Kael gritó, un sonido inhumano, mientras era arrastrado hacia una de las fauces más oscuras de la realidad desgarrada, una dimensión de sombras y ecos fríos. Su poder, inmenso como era, no pudo evitarlo. O quizás, en ese último instante, una chispa de lo que fue lo hizo dudar.

Lyria… su forma física se disolvió en la luz. Su último pensamiento consciente fue una plegaria a los Dragones de Cristal, a cualquier poder benigno que aún escuchara: «Que algo perdure. Que la esperanza no muera del todo.»

El mundo, o lo que quedaba de él, se sumió en un silencio antinatural. La luz imposible del cielo se desvaneció, dejando solo una oscuridad preñada de ecos. Los fragmentos de realidad rota dejaron de caer. El temblor cesó.

Pero el tiempo… el tiempo estaba roto.

En las Montañas de la Niebla, los pocos Dragones de Cristal supervivientes sintieron el sacrificio. Con sus últimas fuerzas, tejieron un capullo de magia dracónica, atrapando la esencia dispersa de Lyria, una chispa de su alma, antes de que se extinguiera por completo. La preservaron, un secreto guardado en el corazón de la piedra y el hielo, esperando un futuro incierto.

El mundo mágico, tal como se conocía, había colapsado. Noventa por ciento de su población, aniquilada. Conocimiento perdido. Ciudades convertidas en leyendas susurradas.

Solo quedaron fragmentos. Ecos de una guerra demasiado terrible para ser recordada por completo.

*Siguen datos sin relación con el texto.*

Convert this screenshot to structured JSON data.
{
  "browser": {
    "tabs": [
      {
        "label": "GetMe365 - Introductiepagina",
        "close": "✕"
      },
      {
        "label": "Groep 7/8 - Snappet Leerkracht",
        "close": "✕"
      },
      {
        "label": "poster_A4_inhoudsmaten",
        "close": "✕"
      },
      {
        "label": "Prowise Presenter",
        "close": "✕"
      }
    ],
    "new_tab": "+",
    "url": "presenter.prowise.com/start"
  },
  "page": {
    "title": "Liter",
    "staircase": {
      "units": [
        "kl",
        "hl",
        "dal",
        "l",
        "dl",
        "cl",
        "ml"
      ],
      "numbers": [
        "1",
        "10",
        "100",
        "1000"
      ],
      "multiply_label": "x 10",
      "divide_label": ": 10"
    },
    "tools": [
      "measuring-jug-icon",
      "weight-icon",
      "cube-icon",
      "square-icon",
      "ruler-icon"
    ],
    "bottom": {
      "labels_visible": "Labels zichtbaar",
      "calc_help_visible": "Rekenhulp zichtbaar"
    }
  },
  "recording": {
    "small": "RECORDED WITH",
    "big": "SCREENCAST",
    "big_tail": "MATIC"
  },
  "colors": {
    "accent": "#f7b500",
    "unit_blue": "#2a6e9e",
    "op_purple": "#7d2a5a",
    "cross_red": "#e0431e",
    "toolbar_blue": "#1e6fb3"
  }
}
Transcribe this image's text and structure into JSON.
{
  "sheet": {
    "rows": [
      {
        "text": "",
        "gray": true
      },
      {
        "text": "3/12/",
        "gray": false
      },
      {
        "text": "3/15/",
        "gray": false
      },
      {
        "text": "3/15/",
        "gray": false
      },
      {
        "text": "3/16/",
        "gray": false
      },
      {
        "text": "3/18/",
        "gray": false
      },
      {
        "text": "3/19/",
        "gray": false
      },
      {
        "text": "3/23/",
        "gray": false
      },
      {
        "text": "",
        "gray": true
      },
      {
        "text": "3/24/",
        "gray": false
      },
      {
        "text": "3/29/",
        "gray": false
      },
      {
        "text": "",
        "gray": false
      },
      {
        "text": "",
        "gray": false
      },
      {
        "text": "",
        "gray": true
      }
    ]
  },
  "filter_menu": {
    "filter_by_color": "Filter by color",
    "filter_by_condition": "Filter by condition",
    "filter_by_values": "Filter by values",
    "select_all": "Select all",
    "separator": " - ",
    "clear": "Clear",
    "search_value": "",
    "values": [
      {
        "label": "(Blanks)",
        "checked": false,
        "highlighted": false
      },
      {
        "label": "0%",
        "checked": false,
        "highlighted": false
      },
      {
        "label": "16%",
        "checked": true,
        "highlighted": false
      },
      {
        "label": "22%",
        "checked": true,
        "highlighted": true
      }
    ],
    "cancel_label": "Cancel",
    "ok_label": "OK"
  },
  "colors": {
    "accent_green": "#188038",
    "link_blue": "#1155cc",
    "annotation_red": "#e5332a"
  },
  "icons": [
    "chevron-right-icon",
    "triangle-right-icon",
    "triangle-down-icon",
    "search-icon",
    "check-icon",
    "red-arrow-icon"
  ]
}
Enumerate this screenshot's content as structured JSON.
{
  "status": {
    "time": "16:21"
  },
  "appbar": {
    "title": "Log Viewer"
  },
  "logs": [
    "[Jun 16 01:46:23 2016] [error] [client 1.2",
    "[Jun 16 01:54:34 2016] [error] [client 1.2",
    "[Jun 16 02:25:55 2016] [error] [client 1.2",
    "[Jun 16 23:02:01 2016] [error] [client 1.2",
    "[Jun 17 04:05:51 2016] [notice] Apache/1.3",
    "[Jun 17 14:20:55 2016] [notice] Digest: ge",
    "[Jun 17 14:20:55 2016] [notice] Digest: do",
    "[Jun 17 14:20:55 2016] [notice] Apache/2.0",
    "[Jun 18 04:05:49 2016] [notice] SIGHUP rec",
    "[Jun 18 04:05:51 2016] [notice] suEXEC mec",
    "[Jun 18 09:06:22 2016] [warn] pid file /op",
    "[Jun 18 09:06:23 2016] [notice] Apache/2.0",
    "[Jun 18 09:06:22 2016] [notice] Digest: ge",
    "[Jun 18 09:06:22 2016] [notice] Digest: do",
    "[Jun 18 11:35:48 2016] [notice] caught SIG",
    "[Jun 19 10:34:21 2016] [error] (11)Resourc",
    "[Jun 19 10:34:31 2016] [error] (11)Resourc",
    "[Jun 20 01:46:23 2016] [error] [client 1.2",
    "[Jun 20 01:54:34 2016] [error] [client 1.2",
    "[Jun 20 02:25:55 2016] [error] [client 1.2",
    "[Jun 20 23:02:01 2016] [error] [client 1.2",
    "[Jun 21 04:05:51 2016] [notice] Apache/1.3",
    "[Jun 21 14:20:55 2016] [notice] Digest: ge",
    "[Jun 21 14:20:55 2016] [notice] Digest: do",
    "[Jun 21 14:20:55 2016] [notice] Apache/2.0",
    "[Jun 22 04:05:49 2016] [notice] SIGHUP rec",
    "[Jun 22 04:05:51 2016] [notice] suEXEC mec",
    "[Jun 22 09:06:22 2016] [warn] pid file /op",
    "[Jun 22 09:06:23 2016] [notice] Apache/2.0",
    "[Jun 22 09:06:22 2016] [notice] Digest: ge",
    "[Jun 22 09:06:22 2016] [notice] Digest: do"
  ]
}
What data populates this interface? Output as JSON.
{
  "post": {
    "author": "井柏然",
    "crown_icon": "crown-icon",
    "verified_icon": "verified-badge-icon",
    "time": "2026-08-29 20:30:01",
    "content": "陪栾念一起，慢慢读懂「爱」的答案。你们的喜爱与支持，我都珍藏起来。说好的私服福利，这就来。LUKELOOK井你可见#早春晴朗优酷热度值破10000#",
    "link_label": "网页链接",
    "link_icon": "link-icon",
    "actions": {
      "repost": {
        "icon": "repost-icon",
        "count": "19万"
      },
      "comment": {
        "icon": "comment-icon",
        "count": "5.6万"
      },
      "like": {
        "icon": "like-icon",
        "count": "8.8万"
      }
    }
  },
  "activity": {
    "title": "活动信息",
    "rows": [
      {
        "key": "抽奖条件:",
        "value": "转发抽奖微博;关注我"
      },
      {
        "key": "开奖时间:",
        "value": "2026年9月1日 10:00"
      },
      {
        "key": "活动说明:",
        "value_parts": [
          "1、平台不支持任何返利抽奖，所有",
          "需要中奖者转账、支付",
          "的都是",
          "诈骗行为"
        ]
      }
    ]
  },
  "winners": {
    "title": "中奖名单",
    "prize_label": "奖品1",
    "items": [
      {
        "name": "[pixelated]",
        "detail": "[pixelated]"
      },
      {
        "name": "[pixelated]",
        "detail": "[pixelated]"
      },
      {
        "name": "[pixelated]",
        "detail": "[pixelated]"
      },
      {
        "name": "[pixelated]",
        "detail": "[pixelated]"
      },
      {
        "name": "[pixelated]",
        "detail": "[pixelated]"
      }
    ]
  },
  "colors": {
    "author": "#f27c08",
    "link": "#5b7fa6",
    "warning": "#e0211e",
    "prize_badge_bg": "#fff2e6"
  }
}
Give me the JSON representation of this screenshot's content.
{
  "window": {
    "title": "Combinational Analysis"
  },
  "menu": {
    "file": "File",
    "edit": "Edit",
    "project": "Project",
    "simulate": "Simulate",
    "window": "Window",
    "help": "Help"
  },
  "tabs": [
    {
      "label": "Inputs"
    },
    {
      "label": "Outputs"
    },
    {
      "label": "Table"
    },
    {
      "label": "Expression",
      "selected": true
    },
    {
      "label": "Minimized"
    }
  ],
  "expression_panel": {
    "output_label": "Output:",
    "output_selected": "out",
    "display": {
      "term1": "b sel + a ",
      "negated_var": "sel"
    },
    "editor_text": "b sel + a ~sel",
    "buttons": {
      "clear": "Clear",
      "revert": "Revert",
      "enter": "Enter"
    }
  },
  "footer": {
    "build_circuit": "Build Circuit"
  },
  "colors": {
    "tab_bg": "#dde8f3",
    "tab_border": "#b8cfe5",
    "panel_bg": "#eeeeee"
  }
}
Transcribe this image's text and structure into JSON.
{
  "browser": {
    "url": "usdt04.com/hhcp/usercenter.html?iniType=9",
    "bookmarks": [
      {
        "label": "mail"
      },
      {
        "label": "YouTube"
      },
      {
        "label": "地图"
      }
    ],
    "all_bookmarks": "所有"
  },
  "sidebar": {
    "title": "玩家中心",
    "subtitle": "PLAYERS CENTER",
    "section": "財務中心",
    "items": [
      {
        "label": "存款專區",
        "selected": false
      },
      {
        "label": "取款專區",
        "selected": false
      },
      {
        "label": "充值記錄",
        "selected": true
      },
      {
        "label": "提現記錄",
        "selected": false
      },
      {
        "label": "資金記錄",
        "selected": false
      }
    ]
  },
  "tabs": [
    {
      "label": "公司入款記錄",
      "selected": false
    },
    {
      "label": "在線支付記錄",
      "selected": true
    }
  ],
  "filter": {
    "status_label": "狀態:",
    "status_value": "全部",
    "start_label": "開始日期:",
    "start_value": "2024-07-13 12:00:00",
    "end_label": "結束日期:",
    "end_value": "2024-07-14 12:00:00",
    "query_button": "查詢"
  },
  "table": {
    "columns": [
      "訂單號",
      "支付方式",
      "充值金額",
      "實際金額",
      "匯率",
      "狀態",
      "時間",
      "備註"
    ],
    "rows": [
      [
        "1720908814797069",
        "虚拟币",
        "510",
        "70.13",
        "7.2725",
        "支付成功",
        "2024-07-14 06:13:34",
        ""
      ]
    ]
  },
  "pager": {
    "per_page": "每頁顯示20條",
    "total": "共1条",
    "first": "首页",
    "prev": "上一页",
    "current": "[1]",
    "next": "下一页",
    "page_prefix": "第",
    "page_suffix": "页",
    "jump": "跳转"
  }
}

Y la promesa silenciosa de un despertar.

Un nuevo calendario comenzaría. Año Cero. La Era de la Reconstrucción.

Pero eso, también, era una historia para otro tiempo. Por ahora, solo el silencio roto y la pregunta suspendida en el vacío: ¿Qué nace de tanta destrucción?

El Prólogo había terminado. La saga apenas comenzaba a susurrar su nombre.